Comments should describe the things that aren't obvious from the code. This implies two things:
- Don't waste time writing comments for code that is already obvious, such as the following silly example:
      // Increment i.
      i++;
  A common mistake people make when writing comments is to use the same words in the comment that are already used in the code, and this reduces the value of the comment. For example, I recently saw the following comment in some RAMCloud code:
      // The epoch when this tablet was deleted.
      uint64_t epoch;
  The problem is, "the epoch" is already obvious from the code. What I need to know is "what is an epoch, and why is it needed?".
- The comments should contain information that is not obvious from the code, such as why a particular variable is needed, or who is likely to call a particular method, or what are the units for variable. Comments are crucial for abstraction: abstractions will not be obvious from the code, so it's essential to describe them with comments (what is the common theme, or overall task for this class? what is the invariant for this variable? etc.).

Define errors out of existence. Error cases are one of the primary sources of complexity in software; they create complexity both for the code that generates the error and for the code that must handle it, and they often result in subtle bugs where programmers forget to check for errors, resulting in runtime crashes when the errors occur. Instead, whenever possible, design code so that there is no error condition. For example, in the Tcl scripting language there is a command unset, which removes a variable. Unfortunately I made the mistake of implementing this command to throw an error if the variable doesn't exist ("why would anyone delete a variable that doesn't exist?"). However, it's fairly common for people to want to get rid of a variable that may or may not already exist; as a result, Tcl applications are littered with code that invokes unset inside a catch clause that ignores errors. In retrospect I should have defined unset to ignore nonexistent variables without complaining. This results in the command having the behavior "make sure this variable no longer exists," which is simple and reasonable.

Programmers often think that it's better to define as many error conditions as possible ("my code is really careful"), but this just creates a lot of complexity. I've even seen cases where methods require additional arguments that serve no purpose in the method except to allow for additional error checking; once the error checking was completed, the arguments are ignored! I would argue the opposite: design code with as few error conditions as possible. Wherever possible, design abstractions so that every possible combination of inputs is meaningful and reasonable: make your abstractions just "do the right thing". Or, said another way, handle as many errors as possible locally, but export as few errors as possible (this reminds me of the classic license plate sticker "think globally, act locally").

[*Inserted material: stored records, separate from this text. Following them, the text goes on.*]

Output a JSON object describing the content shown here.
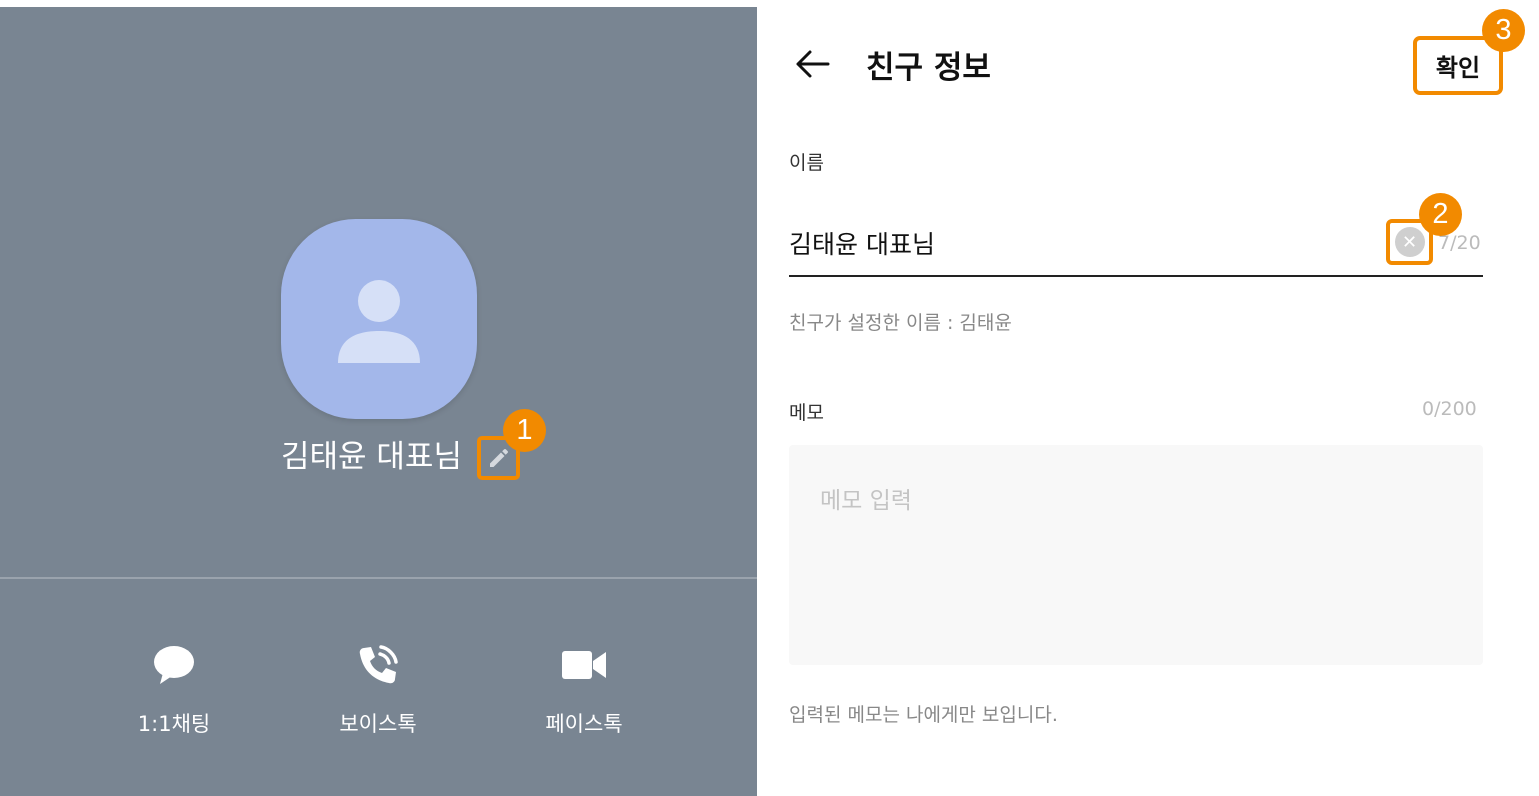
{
  "profile": {
    "name": "김태윤 대표님",
    "edit_icon": "pencil-icon",
    "avatar_icon": "person-silhouette-icon",
    "actions": [
      {
        "label": "1:1채팅",
        "icon": "chat-bubble-icon"
      },
      {
        "label": "보이스톡",
        "icon": "phone-call-icon"
      },
      {
        "label": "페이스톡",
        "icon": "video-camera-icon"
      }
    ]
  },
  "header": {
    "title": "친구 정보",
    "confirm_label": "확인",
    "back_icon": "arrow-left-icon"
  },
  "name_field": {
    "label": "이름",
    "value": "김태윤 대표님",
    "counter_visible": "7/20",
    "clear_icon": "clear-x-icon",
    "helper": "친구가 설정한 이름 : 김태윤"
  },
  "memo_field": {
    "label": "메모",
    "counter": "0/200",
    "placeholder": "메모 입력",
    "helper": "입력된 메모는 나에게만 보입니다."
  },
  "annotations": {
    "step1": "1",
    "step2": "2",
    "step3": "3",
    "color": "#f28a00"
  },
  "colors": {
    "profile_background": "#798592",
    "avatar": "#a3b7ea",
    "highlight": "#f28a00"
  }
}
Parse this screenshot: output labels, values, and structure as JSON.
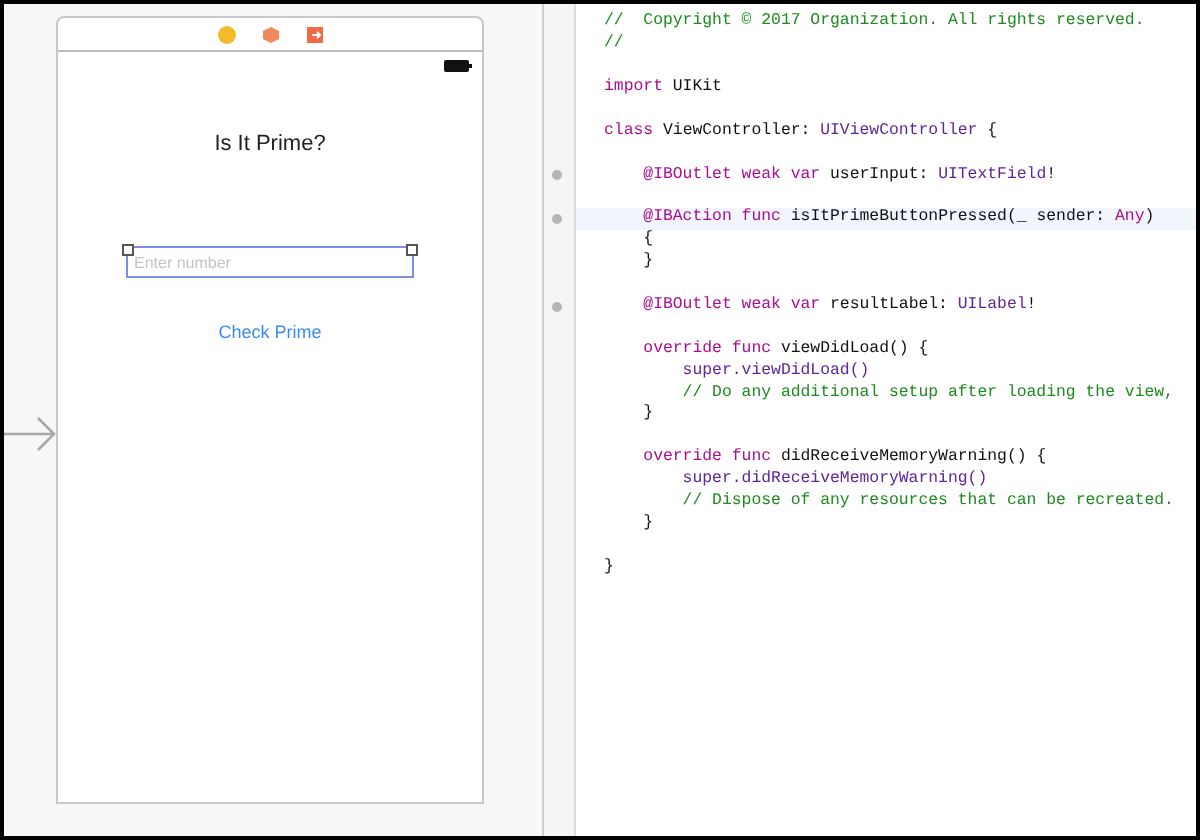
{
  "scene": {
    "title_label": "Is It Prime?",
    "text_field": {
      "placeholder": "Enter number",
      "selected": true
    },
    "button": "Check Prime"
  },
  "code": {
    "lines": [
      {
        "marker": false,
        "highlighted": false,
        "blank_before": false,
        "tokens": [
          {
            "kind": "comment",
            "text": "//  Copyright © 2017 Organization. All rights reserved."
          }
        ]
      },
      {
        "marker": false,
        "highlighted": false,
        "blank_before": false,
        "tokens": [
          {
            "kind": "comment",
            "text": "//"
          }
        ]
      },
      {
        "marker": false,
        "highlighted": false,
        "blank_before": true,
        "tokens": [
          {
            "kind": "keyword",
            "text": "import"
          },
          {
            "kind": "plain",
            "text": " UIKit"
          }
        ]
      },
      {
        "marker": false,
        "highlighted": false,
        "blank_before": true,
        "tokens": [
          {
            "kind": "keyword",
            "text": "class"
          },
          {
            "kind": "plain",
            "text": " ViewController: "
          },
          {
            "kind": "type",
            "text": "UIViewController"
          },
          {
            "kind": "plain",
            "text": " {"
          }
        ]
      },
      {
        "marker": true,
        "highlighted": false,
        "blank_before": true,
        "tokens": [
          {
            "kind": "keyword",
            "text": "    @IBOutlet weak var"
          },
          {
            "kind": "plain",
            "text": " userInput: "
          },
          {
            "kind": "type",
            "text": "UITextField"
          },
          {
            "kind": "plain",
            "text": "!"
          }
        ]
      },
      {
        "marker": true,
        "highlighted": true,
        "blank_before": true,
        "tokens": [
          {
            "kind": "keyword",
            "text": "    @IBAction func"
          },
          {
            "kind": "plain",
            "text": " isItPrimeButtonPressed(_ sender: "
          },
          {
            "kind": "keyword",
            "text": "Any"
          },
          {
            "kind": "plain",
            "text": ")"
          }
        ]
      },
      {
        "marker": false,
        "highlighted": false,
        "blank_before": false,
        "tokens": [
          {
            "kind": "plain",
            "text": "    {"
          }
        ]
      },
      {
        "marker": false,
        "highlighted": false,
        "blank_before": false,
        "tokens": [
          {
            "kind": "plain",
            "text": "    }"
          }
        ]
      },
      {
        "marker": true,
        "highlighted": false,
        "blank_before": true,
        "tokens": [
          {
            "kind": "keyword",
            "text": "    @IBOutlet weak var"
          },
          {
            "kind": "plain",
            "text": " resultLabel: "
          },
          {
            "kind": "type",
            "text": "UILabel"
          },
          {
            "kind": "plain",
            "text": "!"
          }
        ]
      },
      {
        "marker": false,
        "highlighted": false,
        "blank_before": true,
        "tokens": [
          {
            "kind": "keyword",
            "text": "    override func"
          },
          {
            "kind": "plain",
            "text": " viewDidLoad() {"
          }
        ]
      },
      {
        "marker": false,
        "highlighted": false,
        "blank_before": false,
        "tokens": [
          {
            "kind": "type",
            "text": "        super.viewDidLoad()"
          }
        ]
      },
      {
        "marker": false,
        "highlighted": false,
        "blank_before": false,
        "tokens": [
          {
            "kind": "comment",
            "text": "        // Do any additional setup after loading the view,"
          }
        ]
      },
      {
        "marker": false,
        "highlighted": false,
        "blank_before": false,
        "tokens": [
          {
            "kind": "plain",
            "text": "    }"
          }
        ]
      },
      {
        "marker": false,
        "highlighted": false,
        "blank_before": true,
        "tokens": [
          {
            "kind": "keyword",
            "text": "    override func"
          },
          {
            "kind": "plain",
            "text": " didReceiveMemoryWarning() {"
          }
        ]
      },
      {
        "marker": false,
        "highlighted": false,
        "blank_before": false,
        "tokens": [
          {
            "kind": "type",
            "text": "        super.didReceiveMemoryWarning()"
          }
        ]
      },
      {
        "marker": false,
        "highlighted": false,
        "blank_before": false,
        "tokens": [
          {
            "kind": "comment",
            "text": "        // Dispose of any resources that can be recreated."
          }
        ]
      },
      {
        "marker": false,
        "highlighted": false,
        "blank_before": false,
        "tokens": [
          {
            "kind": "plain",
            "text": "    }"
          }
        ]
      },
      {
        "marker": false,
        "highlighted": false,
        "blank_before": true,
        "tokens": [
          {
            "kind": "plain",
            "text": "}"
          }
        ]
      }
    ]
  }
}
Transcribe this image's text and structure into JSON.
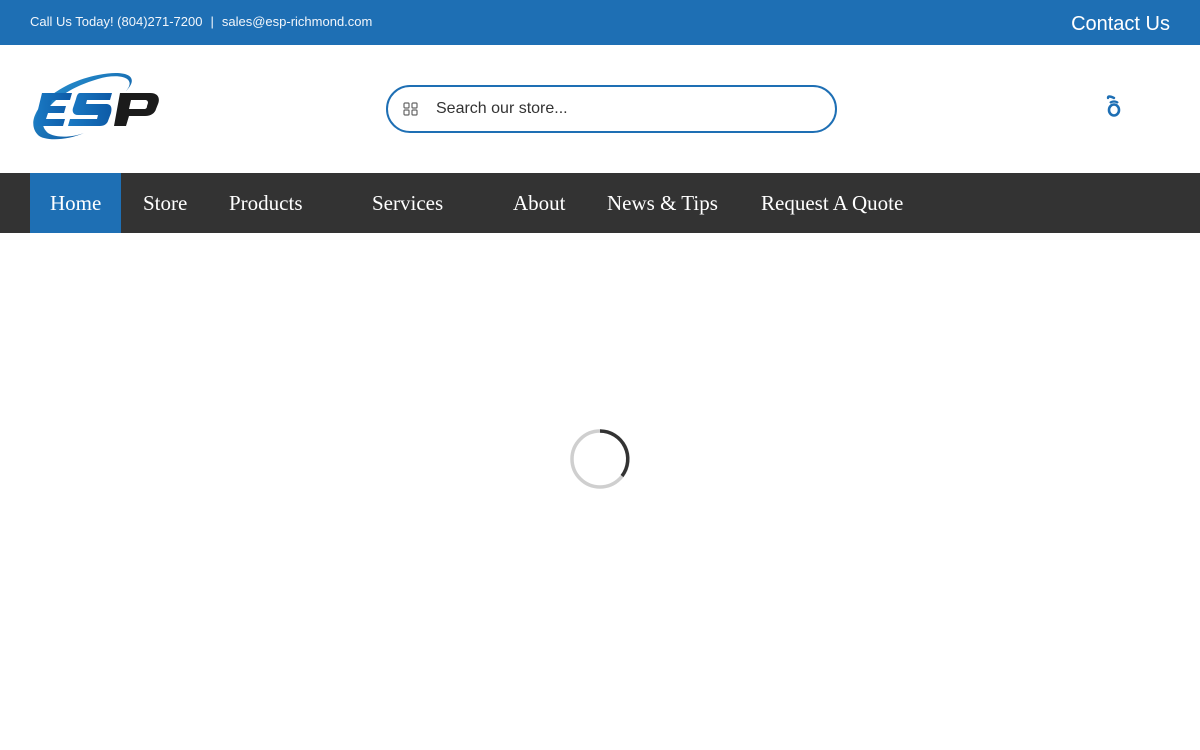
{
  "topbar": {
    "phone_text": "Call Us Today! (804)271-7200",
    "separator": "|",
    "email": "sales@esp-richmond.com",
    "contact_label": "Contact Us"
  },
  "header": {
    "logo_text": "ESP",
    "search": {
      "placeholder": "Search our store...",
      "value": ""
    },
    "cart_icon": "cart-icon"
  },
  "nav": {
    "items": [
      {
        "label": "Home",
        "active": true
      },
      {
        "label": "Store",
        "active": false
      },
      {
        "label": "Products",
        "active": false
      },
      {
        "label": "Services",
        "active": false
      },
      {
        "label": "About",
        "active": false
      },
      {
        "label": "News & Tips",
        "active": false
      },
      {
        "label": "Request A Quote",
        "active": false
      }
    ]
  },
  "main": {
    "loading_icon": "loading-spinner-icon"
  },
  "colors": {
    "brand_blue": "#1e6fb4",
    "nav_background": "#333333",
    "page_background": "#ffffff"
  }
}
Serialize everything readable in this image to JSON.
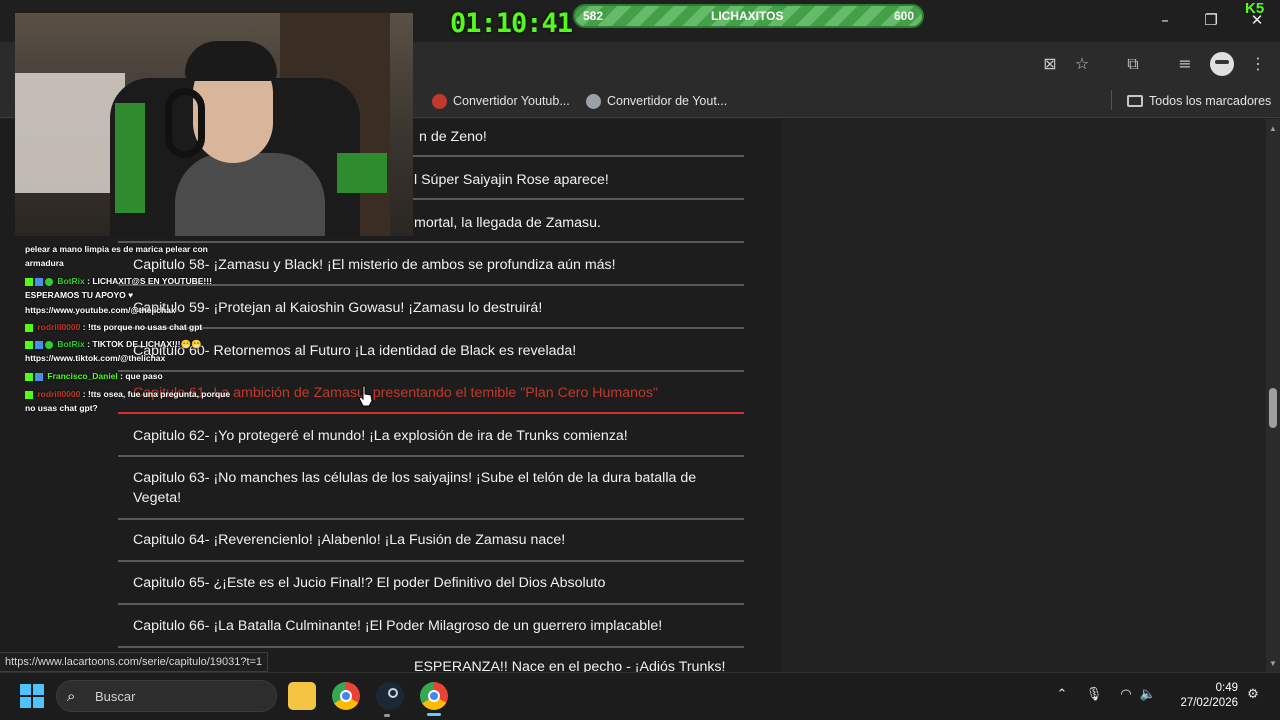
{
  "stream": {
    "timer": "01:10:41",
    "goal_current": "582",
    "goal_label": "LICHAXITOS",
    "goal_target": "600",
    "brand_color": "#53fc18",
    "platform_logo": "K5"
  },
  "bookmarks": {
    "items": [
      {
        "label": "Convertidor Youtub...",
        "icon": "youtube-converter-icon"
      },
      {
        "label": "Convertidor de Yout...",
        "icon": "globe-icon"
      }
    ],
    "all_bookmarks": "Todos los marcadores"
  },
  "episodes": [
    {
      "label": "n de Zeno!"
    },
    {
      "label": "l Súper Saiyajin Rose aparece!"
    },
    {
      "label": "mortal, la llegada de Zamasu."
    },
    {
      "label": "Capitulo 58- ¡Zamasu y Black! ¡El misterio de ambos se profundiza aún más!"
    },
    {
      "label": "Capitulo 59- ¡Protejan al Kaioshin Gowasu! ¡Zamasu lo destruirá!"
    },
    {
      "label": "Capitulo 60- Retornemos al Futuro ¡La identidad de Black es revelada!"
    },
    {
      "label": "Capitulo 61- La ambición de Zamasu, presentando el temible \"Plan Cero Humanos\""
    },
    {
      "label": "Capitulo 62- ¡Yo protegeré el mundo! ¡La explosión de ira de Trunks comienza!"
    },
    {
      "label": "Capitulo 63- ¡No manches las células de los saiyajins! ¡Sube el telón de la dura batalla de Vegeta!"
    },
    {
      "label": "Capitulo 64- ¡Reverencienlo! ¡Alabenlo! ¡La Fusión de Zamasu nace!"
    },
    {
      "label": "Capitulo 65- ¿¡Este es el Jucio Final!? El poder Definitivo del Dios Absoluto"
    },
    {
      "label": "Capitulo 66- ¡La Batalla Culminante! ¡El Poder Milagroso de un guerrero implacable!"
    },
    {
      "label": "ESPERANZA!! Nace en el pecho - ¡Adiós Trunks!"
    }
  ],
  "chat": {
    "lines": [
      {
        "user": "",
        "text": "pelear a mano limpia es de marica pelear con"
      },
      {
        "user": "",
        "text": "armadura"
      },
      {
        "user": "BotRix",
        "text": ": LICHAXIT@S EN YOUTUBE!!!"
      },
      {
        "user": "",
        "text": "ESPERAMOS TU APOYO ♥"
      },
      {
        "user": "",
        "text": "https://www.youtube.com/@thelichax"
      },
      {
        "user": "rodrill0000",
        "text": ": !tts porque no usas chat gpt"
      },
      {
        "user": "BotRix",
        "text": ": TIKTOK DE LICHAX!!!😁😁"
      },
      {
        "user": "",
        "text": "https://www.tiktok.com/@thelichax"
      },
      {
        "user": "Francisco_Daniel",
        "text": ": que paso"
      },
      {
        "user": "rodrill0000",
        "text": ": !tts osea, fue una pregunta, porque"
      },
      {
        "user": "",
        "text": "no usas chat gpt?"
      }
    ]
  },
  "status_url": "https://www.lacartoons.com/serie/capitulo/19031?t=1",
  "taskbar": {
    "search_placeholder": "Buscar",
    "time": "0:49",
    "date": "27/02/2026"
  }
}
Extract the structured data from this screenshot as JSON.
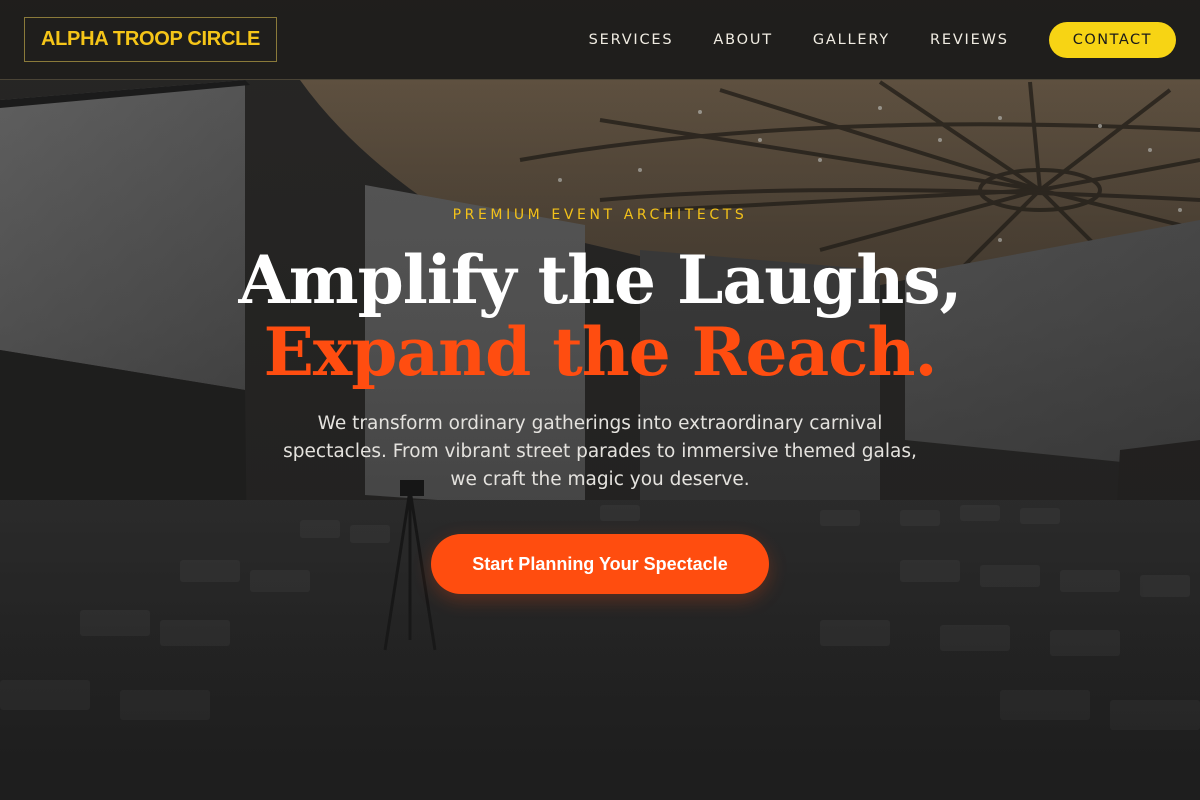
{
  "brand": {
    "name": "ALPHA TROOP CIRCLE"
  },
  "nav": {
    "items": [
      {
        "label": "SERVICES"
      },
      {
        "label": "ABOUT"
      },
      {
        "label": "GALLERY"
      },
      {
        "label": "REVIEWS"
      }
    ],
    "contact_label": "CONTACT"
  },
  "hero": {
    "eyebrow": "PREMIUM EVENT ARCHITECTS",
    "headline_line1": "Amplify the Laughs,",
    "headline_line2": "Expand the Reach.",
    "subtext": "We transform ordinary gatherings into extraordinary carnival spectacles. From vibrant street parades to immersive themed galas, we craft the magic you deserve.",
    "cta_label": "Start Planning Your Spectacle",
    "background_image": "auditorium-hall-photo"
  },
  "colors": {
    "accent_yellow": "#f7d414",
    "accent_orange": "#ff4d10",
    "header_bg": "#1e1d1b",
    "text_light": "#e4e2de"
  }
}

Think of classes as martyrs. The best classes are those that bring suffering on themselves to make the world a better place for everyone else. It's okay if a class is complicated internally, as long as it presents a really simple and powerful interface to the rest of the world. Of course, it's even better if you can figure out how to decompose the class internally so it's not so complex. But if complexity is inevitable, better to encapsulate it in one class rather than spread the complexity across a large number of callers. Or, said another way, push complexity down, not up.

When multi-threading, use monitor-style locking whenever possible. The reason for this is that monitor-style locks are pretty simple and predictable: every monitor method acquires a lock at its beginning and releases it at its end. The alternative is to acquire and release locks on a much more granular basis inside methods. This approach may be slightly more efficient, but its irregularity makes it much more error prone. Threading is really hard to get right, so it's best to handle locking using a very simple and consistent paradigm.